Solid lipid nanoparticles of lauric Acid: A prospective drug carrier for oral drug delivery

Abstract

Lauric acid, a naturally occurring medium-chain saturated fatty acid, is known to exhibit high intestinal absorption and a higher propensity for lymphatic absorption. To tap these advantages for nanoparticle-mediated sustained drug delivery, solid lipid nanoparticles of lauric acid (LA-SLN) were prepared by the hot homogenization method. A fluorescent lipophilic dye, Rhodamine B (RhB), was incorporated into the LA-SLN (R-LA-SLN) as a model drug. The particle size and the zeta potential of the LA-SLN were 21.42 ± 1.83 nm and −3.17 ± 0.21 mV, respectively, in phosphate buffer. The encapsulation efficiency and drug loading capacity achieved by R-LA-SLN were about 80.31 ± 0.18 % and 1.02 ± 0.02 %, respectively. In vitro studies revealed a biphasic drug release pattern and were found to follow a Fickian diffusion model. It was found that 52 % RhB was released from R-LA-SLN in the initial 4 h and 71 % in 10 h. The cytotoxic response of LA-SLN was tested on colorectal cancer cells and it elicited only mild cytotoxicity.
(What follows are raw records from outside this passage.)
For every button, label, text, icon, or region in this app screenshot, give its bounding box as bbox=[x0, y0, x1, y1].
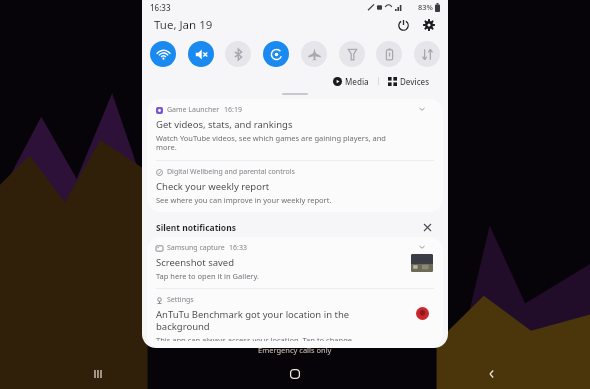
staticText: Digital Wellbeing and parental controls bbox=[167, 167, 295, 177]
button[interactable]: Devices bbox=[384, 74, 434, 89]
staticText: This app can always access your location… bbox=[156, 335, 355, 341]
button[interactable]: Settings bbox=[420, 16, 438, 34]
button[interactable]: Airplane mode bbox=[301, 41, 327, 67]
staticText: 83% bbox=[418, 2, 433, 12]
staticText: Check your weekly report bbox=[156, 180, 270, 193]
button[interactable]: Flashlight bbox=[339, 41, 365, 67]
button[interactable]: Settings bbox=[147, 289, 443, 348]
button[interactable]: Mobile data bbox=[414, 41, 440, 67]
staticText: 16:33 bbox=[150, 2, 171, 13]
button[interactable]: Digital Wellbeing and parental controls bbox=[147, 161, 443, 212]
staticText: Samsung capture bbox=[167, 243, 225, 253]
staticText: Devices bbox=[400, 76, 430, 87]
staticText: Tue, Jan 19 bbox=[154, 17, 213, 33]
button[interactable]: Power saving bbox=[376, 41, 402, 67]
button[interactable]: Dismiss silent notifications bbox=[421, 221, 434, 234]
staticText: 16:19 bbox=[224, 105, 242, 115]
button[interactable]: Recents bbox=[0, 359, 196, 389]
button[interactable]: Game Launcher bbox=[147, 99, 443, 160]
staticText: AnTuTu Benchmark got your location in th… bbox=[156, 308, 404, 333]
button[interactable]: Back bbox=[393, 359, 590, 389]
button[interactable]: Wi-Fi bbox=[150, 41, 176, 67]
staticText: Media bbox=[345, 76, 369, 87]
button[interactable]: Auto rotate bbox=[263, 41, 289, 67]
staticText: See where you can improve in your weekly… bbox=[156, 195, 332, 205]
staticText: Silent notifications bbox=[156, 222, 236, 234]
staticText: Watch YouTube videos, see which games ar… bbox=[156, 133, 404, 153]
button[interactable]: Bluetooth bbox=[225, 41, 251, 67]
button[interactable]: Media bbox=[329, 74, 373, 89]
button[interactable]: Home bbox=[196, 359, 393, 389]
staticText: Game Launcher bbox=[167, 105, 220, 115]
button[interactable]: Samsung capture bbox=[147, 237, 443, 288]
staticText: Settings bbox=[167, 295, 194, 305]
button[interactable]: Power bbox=[394, 16, 412, 34]
button[interactable]: Sound bbox=[188, 41, 214, 67]
staticText: Emergency calls only bbox=[258, 345, 332, 355]
staticText: Screenshot saved bbox=[156, 256, 235, 269]
staticText: 16:33 bbox=[229, 243, 247, 253]
staticText: Get videos, stats, and rankings bbox=[156, 118, 293, 131]
staticText: Tap here to open it in Gallery. bbox=[156, 271, 260, 281]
The cellular uptake studies conducted with colon cancer cells revealed that R-LA-SLN uptake by the cells was twice that of free RhB. The confocal microscopy and Raman mapping showed localization of R-LA-SLN in the cytoplasm on cellular uptake. R-LA-SLN was found to mediate tight junction opening and increased the paracellular permeability by 6 times over free RhB. Mucoadhesion of LA-SLN to the rat intestinal colon mucosa was 1.7 times higher than that of chitosan control, indicating the probability of a longer-duration drug release in the colon.